2013-04-28 08:54:03 | 日記
 理性と学識と、正確な現実認識とが良い具合に混じり合うと、文章も、そしてその内容もより訴える力を持つ。

 久しぶりに、『朝日新聞』の「天声人語」の主張を褒めてあげたくなった。

 立憲主義を再確認する

 原点に立ち返って憲法を議論し直そうという国会議員らの動きが広がっている。憲法とは何か、何のためにあるのか。そもそもから考える、という。確かに、それ抜きの議論が先走っている。歓迎したい

▼民主党の議員らが25日に「立憲フォーラム」という超党派の議員連盟をつくった。同じ日に、やはり超党派の議連「13条を考える会」も発足した。いずれも、憲法の根っこにある立憲主義という考え方を改めて確認しようとしている

▼個人の権利や自由が、国家権力なり社会の多数派なりによって奪われることがあってはならない。そのために権力を憲法によって縛っておく、というのが立憲主義である。様々に異なる価値観を持つ人々が、公正に平穏に共存できる社会をつくる。そのための知恵である

▼個人の尊重という思想は従来の改憲派には好かれていない。いまの憲法のせいで、「ほっといてくれ」と国家に背を向ける国民が増えた。憲法を通じ、国家が国民にもっと「ああしろ、こうしろ」と言うべきだ。そんな発想が根強い。立憲主義への無知なのか、あるいは懐疑か嫌悪か

▼もとより憲法とは国民からの国家への命令であり、逆に国家からの国民への命令が法律である。ああしろ、こうしろが必要なら法律のレベルでやればいいことであり、憲法でどうこうする話では本来ない

▼立憲主義を蔑(ないがし)ろにして改憲をする。そのとき憲法は憲法という名前の別物になる。それでいいのか。目下の議論の最前線は実はここにある。

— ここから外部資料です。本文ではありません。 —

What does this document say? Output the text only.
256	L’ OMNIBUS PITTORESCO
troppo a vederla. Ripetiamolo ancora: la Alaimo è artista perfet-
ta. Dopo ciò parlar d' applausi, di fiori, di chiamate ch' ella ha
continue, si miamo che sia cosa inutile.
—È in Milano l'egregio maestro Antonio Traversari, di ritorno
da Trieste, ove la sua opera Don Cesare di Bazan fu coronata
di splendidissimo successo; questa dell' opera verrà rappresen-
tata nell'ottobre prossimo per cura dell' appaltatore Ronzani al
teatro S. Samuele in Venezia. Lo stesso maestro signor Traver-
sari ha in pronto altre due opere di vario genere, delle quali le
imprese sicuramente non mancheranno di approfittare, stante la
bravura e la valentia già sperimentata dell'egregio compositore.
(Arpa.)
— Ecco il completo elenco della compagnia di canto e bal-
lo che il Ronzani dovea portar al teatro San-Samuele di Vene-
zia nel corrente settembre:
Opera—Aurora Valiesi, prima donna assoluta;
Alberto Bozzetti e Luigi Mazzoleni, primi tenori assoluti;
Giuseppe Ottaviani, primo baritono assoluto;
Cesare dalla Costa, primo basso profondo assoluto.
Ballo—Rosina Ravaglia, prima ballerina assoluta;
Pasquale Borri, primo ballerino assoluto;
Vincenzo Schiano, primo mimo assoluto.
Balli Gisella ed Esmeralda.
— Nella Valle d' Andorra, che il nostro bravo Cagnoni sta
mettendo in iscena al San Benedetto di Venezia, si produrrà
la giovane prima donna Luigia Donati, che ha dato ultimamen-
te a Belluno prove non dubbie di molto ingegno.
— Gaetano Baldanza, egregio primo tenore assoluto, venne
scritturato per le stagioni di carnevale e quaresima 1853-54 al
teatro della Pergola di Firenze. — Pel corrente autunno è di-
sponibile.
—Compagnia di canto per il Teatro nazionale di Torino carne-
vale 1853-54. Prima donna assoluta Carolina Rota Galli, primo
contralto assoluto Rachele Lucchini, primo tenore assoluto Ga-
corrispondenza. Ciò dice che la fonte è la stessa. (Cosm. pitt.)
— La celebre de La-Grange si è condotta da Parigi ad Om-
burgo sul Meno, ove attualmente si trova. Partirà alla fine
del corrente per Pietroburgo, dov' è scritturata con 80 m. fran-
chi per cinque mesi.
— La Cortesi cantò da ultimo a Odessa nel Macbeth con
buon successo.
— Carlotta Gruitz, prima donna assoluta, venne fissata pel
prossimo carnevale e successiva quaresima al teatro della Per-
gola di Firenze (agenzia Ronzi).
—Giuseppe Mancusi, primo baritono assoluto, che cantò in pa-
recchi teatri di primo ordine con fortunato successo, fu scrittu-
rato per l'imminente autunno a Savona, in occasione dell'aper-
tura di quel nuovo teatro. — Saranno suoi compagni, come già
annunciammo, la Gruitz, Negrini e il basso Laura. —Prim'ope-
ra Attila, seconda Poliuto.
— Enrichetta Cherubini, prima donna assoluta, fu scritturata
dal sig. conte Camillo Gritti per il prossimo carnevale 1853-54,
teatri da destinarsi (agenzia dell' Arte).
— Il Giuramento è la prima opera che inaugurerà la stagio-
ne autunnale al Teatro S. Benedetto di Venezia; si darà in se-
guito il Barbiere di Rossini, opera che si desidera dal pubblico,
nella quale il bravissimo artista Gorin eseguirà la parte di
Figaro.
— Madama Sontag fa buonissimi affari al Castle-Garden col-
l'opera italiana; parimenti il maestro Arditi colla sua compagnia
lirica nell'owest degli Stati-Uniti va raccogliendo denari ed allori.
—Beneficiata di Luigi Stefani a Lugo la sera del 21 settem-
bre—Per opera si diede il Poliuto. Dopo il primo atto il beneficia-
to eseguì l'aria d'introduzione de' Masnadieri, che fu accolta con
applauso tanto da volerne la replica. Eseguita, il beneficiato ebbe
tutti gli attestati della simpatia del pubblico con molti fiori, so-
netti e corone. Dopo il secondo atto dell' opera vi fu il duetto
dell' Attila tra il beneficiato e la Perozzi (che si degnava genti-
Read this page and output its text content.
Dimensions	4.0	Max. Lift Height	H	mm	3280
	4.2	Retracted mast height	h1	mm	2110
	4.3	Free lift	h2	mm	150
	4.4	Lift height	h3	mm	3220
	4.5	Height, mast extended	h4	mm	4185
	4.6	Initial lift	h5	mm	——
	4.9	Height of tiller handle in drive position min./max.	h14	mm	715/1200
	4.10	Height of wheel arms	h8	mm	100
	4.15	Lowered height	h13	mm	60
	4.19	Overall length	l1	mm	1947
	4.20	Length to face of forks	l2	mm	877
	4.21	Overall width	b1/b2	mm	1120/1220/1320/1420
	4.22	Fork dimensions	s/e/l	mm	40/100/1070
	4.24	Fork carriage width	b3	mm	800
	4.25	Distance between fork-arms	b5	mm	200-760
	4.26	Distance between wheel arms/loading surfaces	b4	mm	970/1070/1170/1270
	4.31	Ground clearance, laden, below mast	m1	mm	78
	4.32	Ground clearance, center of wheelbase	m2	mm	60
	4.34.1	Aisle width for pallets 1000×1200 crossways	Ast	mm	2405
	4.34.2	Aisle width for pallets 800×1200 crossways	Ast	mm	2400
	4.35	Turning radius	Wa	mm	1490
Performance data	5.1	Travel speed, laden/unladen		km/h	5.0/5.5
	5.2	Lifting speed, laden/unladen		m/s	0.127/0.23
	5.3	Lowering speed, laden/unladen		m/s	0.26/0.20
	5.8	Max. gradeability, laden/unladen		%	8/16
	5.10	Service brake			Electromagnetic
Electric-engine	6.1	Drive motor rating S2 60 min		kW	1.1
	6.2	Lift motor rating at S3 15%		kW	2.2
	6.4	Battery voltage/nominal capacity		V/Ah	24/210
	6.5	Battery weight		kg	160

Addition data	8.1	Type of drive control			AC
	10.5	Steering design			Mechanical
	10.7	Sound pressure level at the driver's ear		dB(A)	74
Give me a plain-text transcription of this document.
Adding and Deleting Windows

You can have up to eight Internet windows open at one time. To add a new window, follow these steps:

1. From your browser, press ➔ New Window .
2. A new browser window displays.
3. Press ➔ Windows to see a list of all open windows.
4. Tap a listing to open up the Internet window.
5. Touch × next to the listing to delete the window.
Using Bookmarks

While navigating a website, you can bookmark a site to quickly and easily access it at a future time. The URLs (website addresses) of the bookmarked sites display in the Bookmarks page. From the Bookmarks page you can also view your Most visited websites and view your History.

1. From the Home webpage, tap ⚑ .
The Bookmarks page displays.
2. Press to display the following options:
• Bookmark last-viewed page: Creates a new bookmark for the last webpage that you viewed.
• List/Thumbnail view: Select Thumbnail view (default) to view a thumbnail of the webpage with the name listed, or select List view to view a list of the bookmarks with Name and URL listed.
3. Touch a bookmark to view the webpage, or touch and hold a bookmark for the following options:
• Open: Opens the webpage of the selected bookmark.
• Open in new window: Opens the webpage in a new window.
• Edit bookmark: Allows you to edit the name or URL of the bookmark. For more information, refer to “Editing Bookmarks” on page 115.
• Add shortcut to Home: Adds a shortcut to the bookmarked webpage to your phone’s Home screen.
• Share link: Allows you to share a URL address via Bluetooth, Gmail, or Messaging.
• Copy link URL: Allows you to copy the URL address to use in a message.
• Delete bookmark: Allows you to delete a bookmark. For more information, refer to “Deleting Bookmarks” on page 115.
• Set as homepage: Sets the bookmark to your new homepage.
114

 短い文章に、自民党や維新の議員が、憲法の存在意義を蔑ろにして、学校の「生徒心得」(「廊下を走るな」「学校を休む場合は学校に連絡すること」など、あれをしてはいけない、こうしなさい、とかが書かれている)のように憲法を変えようとしているという現実認識と、そう特別に勉強しなければならないほどのことでもないが、立憲主義についての学識と、それらを理性的に処理して、憲法の本質を投げ捨てても良いかと訴えている。

 本来、コラムというのはこういうものでなければならない。